Following James Weldon Johnson, in1929, White was given the executive director
position in the NAACP. He wanted the federal government to pass an anti-lynching
law. In 1934, a long time dispute between White and W.E.B. Du Bois came to the
surface after Du Bois wrote an article on segregation which was contrary to the
NAACP's policy and beliefs, leaving DuBois to resign.
Langston
Hughes, was one of the worlds most astounded and renowned poets, The
first published work by Langston Hughes was printed in The CRISIS magazine in
1921 when Langston was only 19 years old. He was known as the “busboy poet” when
discovered by chance in his bussing job, cleaning off a table and dropping off
his work to a customer. He was given a full scholarship to Lincoln University
and completed his bachelors and published his poetry in Crisis (1923-24) and in
Alain Locke's anthology The New Negro (1925). He was one of the first black
authors, who could support himself by his writings. In the 1930s Hughes traveled
in the Soviet Union, Haiti, and Japan. His major early influences were Walt
Whitman, Carl Sandburg, as well as the black poets Paul Laurence Dunbar, a
master of both dialect and verse, and Claude McKay, a radical socialist who also
wrote in lyric poetry.
Hughes' first volume of poetry was The Weary Blues. That same year,
Hughes
returned to college, this time as an older student and an acclaimed poet at the
nation's first African American college, Lincoln University, in Pennsylvania.
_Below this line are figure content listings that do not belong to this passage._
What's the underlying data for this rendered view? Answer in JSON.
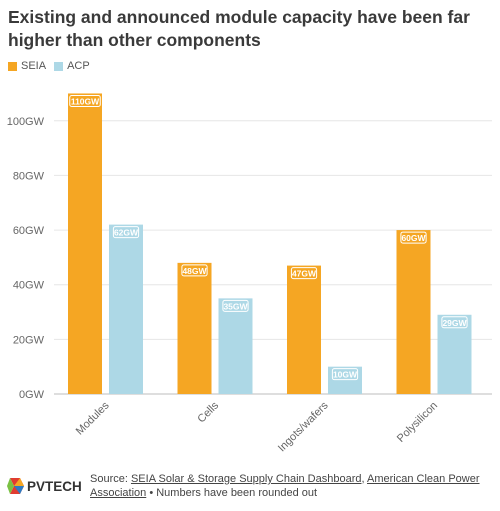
{
  "title": "Existing and announced module capacity have been far higher than other components",
  "legend": {
    "seia_label": "SEIA",
    "acp_label": "ACP"
  },
  "colors": {
    "seia": "#F5A623",
    "acp": "#ADD8E6",
    "grid": "#e6e6e6",
    "axis_text": "#666666"
  },
  "footer": {
    "logo_text": "PVTECH",
    "source_prefix": "Source: ",
    "link1": "SEIA Solar & Storage Supply Chain Dashboard",
    "separator": ", ",
    "link2": "American Clean Power Association",
    "suffix": " • Numbers have been rounded out"
  },
  "chart_data": {
    "type": "bar",
    "categories": [
      "Modules",
      "Cells",
      "Ingots/wafers",
      "Polysilicon"
    ],
    "series": [
      {
        "name": "SEIA",
        "values": [
          110,
          48,
          47,
          60
        ],
        "labels": [
          "110GW",
          "48GW",
          "47GW",
          "60GW"
        ]
      },
      {
        "name": "ACP",
        "values": [
          62,
          35,
          10,
          29
        ],
        "labels": [
          "62GW",
          "35GW",
          "10GW",
          "29GW"
        ]
      }
    ],
    "yticks": [
      "0GW",
      "20GW",
      "40GW",
      "60GW",
      "80GW",
      "100GW"
    ],
    "ytick_values": [
      0,
      20,
      40,
      60,
      80,
      100
    ],
    "ylim": [
      0,
      112
    ],
    "grid": true,
    "legend_position": "top-left"
  }
}
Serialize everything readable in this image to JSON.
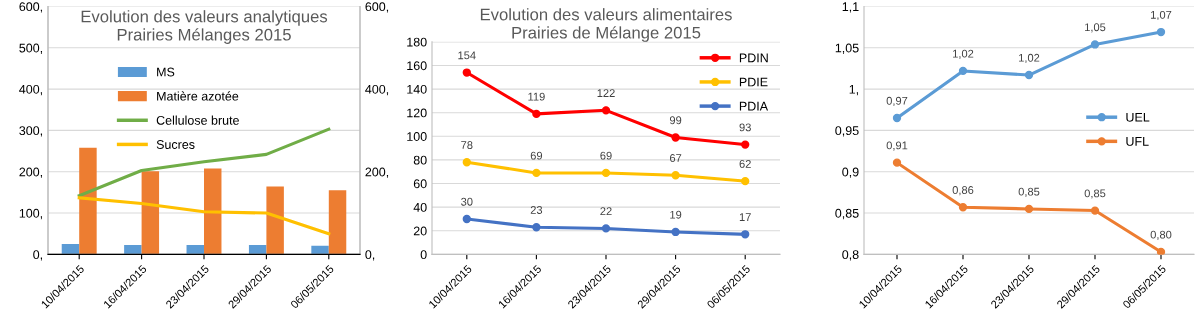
{
  "chart_data": [
    {
      "type": "bar",
      "title": "Evolution des valeurs analytiques\nPrairies Mélanges 2015",
      "categories": [
        "10/04/2015",
        "16/04/2015",
        "23/04/2015",
        "29/04/2015",
        "06/05/2015"
      ],
      "series": [
        {
          "name": "MS",
          "color": "#5b9bd5",
          "values": [
            25,
            23,
            23,
            23,
            21
          ]
        },
        {
          "name": "Matière azotée",
          "color": "#ed7d31",
          "values": [
            258,
            201,
            208,
            164,
            155
          ]
        },
        {
          "name": "Cellulose brute",
          "color": "#70ad47",
          "type": "line",
          "values": [
            142,
            203,
            224,
            242,
            303
          ]
        },
        {
          "name": "Sucres",
          "color": "#ffc000",
          "type": "line",
          "values": [
            137,
            123,
            103,
            100,
            50
          ]
        }
      ],
      "ylim": [
        0,
        600
      ],
      "yticks": [
        {
          "value": 0,
          "label": "0,"
        },
        {
          "value": 100,
          "label": "100,"
        },
        {
          "value": 200,
          "label": "200,"
        },
        {
          "value": 300,
          "label": "300,"
        },
        {
          "value": 400,
          "label": "400,"
        },
        {
          "value": 500,
          "label": "500,"
        },
        {
          "value": 600,
          "label": "600,"
        }
      ],
      "y2lim": [
        0,
        600
      ],
      "y2ticks": [
        {
          "value": 0,
          "label": "0,"
        },
        {
          "value": 200,
          "label": "200,"
        },
        {
          "value": 400,
          "label": "400,"
        },
        {
          "value": 600,
          "label": "600,"
        }
      ],
      "grid": "y",
      "legend": "top"
    },
    {
      "type": "line",
      "title": "Evolution des valeurs alimentaires\nPrairies de Mélange 2015",
      "categories": [
        "10/04/2015",
        "16/04/2015",
        "23/04/2015",
        "29/04/2015",
        "06/05/2015"
      ],
      "series": [
        {
          "name": "PDIN",
          "color": "#ff0000",
          "values": [
            154,
            119,
            122,
            99,
            93
          ]
        },
        {
          "name": "PDIE",
          "color": "#ffc000",
          "values": [
            78,
            69,
            69,
            67,
            62
          ]
        },
        {
          "name": "PDIA",
          "color": "#4472c4",
          "values": [
            30,
            23,
            22,
            19,
            17
          ]
        }
      ],
      "ylim": [
        0,
        180
      ],
      "yticks": [
        0,
        20,
        40,
        60,
        80,
        100,
        120,
        140,
        160,
        180
      ],
      "grid": "y",
      "legend": "top right",
      "marker": "circle",
      "data_labels": true
    },
    {
      "type": "line",
      "categories": [
        "10/04/2015",
        "16/04/2015",
        "23/04/2015",
        "29/04/2015",
        "06/05/2015"
      ],
      "series": [
        {
          "name": "UEL",
          "color": "#5b9bd5",
          "values": [
            0.965,
            1.022,
            1.017,
            1.054,
            1.069
          ],
          "value_labels": [
            "0,97",
            "1,02",
            "1,02",
            "1,05",
            "1,07"
          ]
        },
        {
          "name": "UFL",
          "color": "#ed7d31",
          "values": [
            0.911,
            0.857,
            0.855,
            0.853,
            0.803
          ],
          "value_labels": [
            "0,91",
            "0,86",
            "0,85",
            "0,85",
            "0,80"
          ]
        }
      ],
      "ylim": [
        0.8,
        1.1
      ],
      "yticks": [
        {
          "value": 0.8,
          "label": "0,8"
        },
        {
          "value": 0.85,
          "label": "0,85"
        },
        {
          "value": 0.9,
          "label": "0,9"
        },
        {
          "value": 0.95,
          "label": "0,95"
        },
        {
          "value": 1.0,
          "label": "1,"
        },
        {
          "value": 1.05,
          "label": "1,05"
        },
        {
          "value": 1.1,
          "label": "1,1"
        }
      ],
      "grid": "y",
      "legend": "right",
      "marker": "circle"
    }
  ]
}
Spending any available weekend soaking up theater and music in nearby New York
City, Hughes satisfied academic requirements during the week. His second volume
was Fine Clothes to the Jew, which was published in 1927. The Harlem Renaissance
was in effect and Hughes became one of the celebrated young talents who
flourished
it . There was some type of controversy that accompanied him with his new found
fame, in part it was some Black-Americans who did not agree with his
“extravagant
dialect and personal interpretation” in his work. He faced harsh criticism, up
to
and including the bad impression that he was not in fact a great poet, but a
“low-budget” writer in Harlem..
As Hughes completed his years at Lincoln University in 1929, he also
completed his
first novel, Not Without Laughter. At this time, coming out of school, he was
still receiving financial assistance from Charlotte Mason, the patron he shared
with
Zora Neale Hurston and Alain Locke. Hughes also accepted her advice regarding
the
contents and tone of the novel. He expressed disappointment with the completed
novel, but the text remains in print, retaining uplifting representations of the
diverse populations within the black community.
Hughes began to tour the South with his poetry. He also went to Russia
with a
group of African Americans whom assisted him with a film project that never was
completed. He continued with his writing and eventually became a columnist for
the
evening journal. Hughes died on May 22nd, 1967 after a 22 tenure as a columnist.
His death resulted from infection post-prostate surgery.